Wednesday, March 3, 2010

Blog Entry #100!

It's true! I've hit triple digits. And yet, as I sit here eating my oatmeal with a fork, debating whether it's possible to scribble something with a keyboard, the sense of accomplishment ranks somewhere between getting a really good haircut and finding an open parking spot downtown on a Saturday night. There's something there, but it's not the sort of occasion worth writing about. Except the majority of The Hypocrite's Refuge consists of substance like this.

Should I conduct some informal, personal ceremony to commemorate my centennial achievement? I turn 39 tomorrow, and I've specifically requested nothing for my birthday. Baking a cake for a blog with such limited readership feels overzealous somehow.

As mentioned a few weeks ago, I'm reading "And Here's the Kicker," which is a series of "conversations with top humor writers on their craft." A recurring theme between them is the importance of honesty in their humor. Which makes me wonder - is there something true beneath my fluff? (I'm not merely referring to my belly hair, underneath which lies too much truth and ice cream.) Must I deliberately incorporate heavier substance to protect these entries from becoming too easily forgettable? Besides the frustration and angst of my wanna-be writer tendencies, the annoyances of stupid people, and the silliness of random wordplay, is there anything worthwhile to keep my followers coming back?

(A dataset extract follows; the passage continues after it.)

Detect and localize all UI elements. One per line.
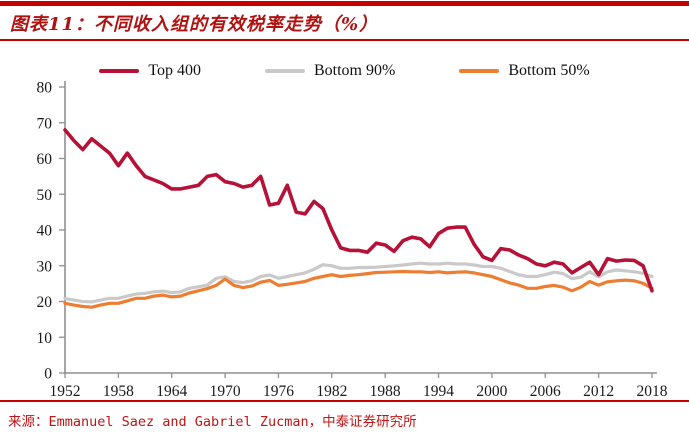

I ask myself again: why am I blogging? 'Tis good writer's practice to put words on paper daily. Discipline. Consistency. The chance hope of inspiration. But mainly, I blog with the hope of making someone laugh. I've no desire to cause you to spit your coffee across your monitor. I dislike LOL, ROFLMAO, and the sub-genre of acronym/emoticon so prevalent in chatting and texting, so my longing to inspire chuckles/giggles/smirks isn't accompanied by a craving for Twitterish feedback. Any belief that this would might viral was squelched before I started. I don't use photos or videos, I don't Twitter, I rarely use Facebook for anything beyond peeping.

Still, cyberspace is large enough that I wouldn't consider THR to be a waste of it. I'll continue forging onward, potentially revealing more of my thoughts than the mental chaff that amuses me. Or not. Years from now, it'd be nice to reminisce on something brilliant I conceived of. But then, why would I look here for that?

Same reason you do, I suppose.

So thanks to the half-dozen readers who frequent this site, more to the fewer who sporadically comment, and especially to the little people, who haven't been mentioned in an awards speech for far too long. The most important job little people do: create a perspective that lets us feel big. And there we are.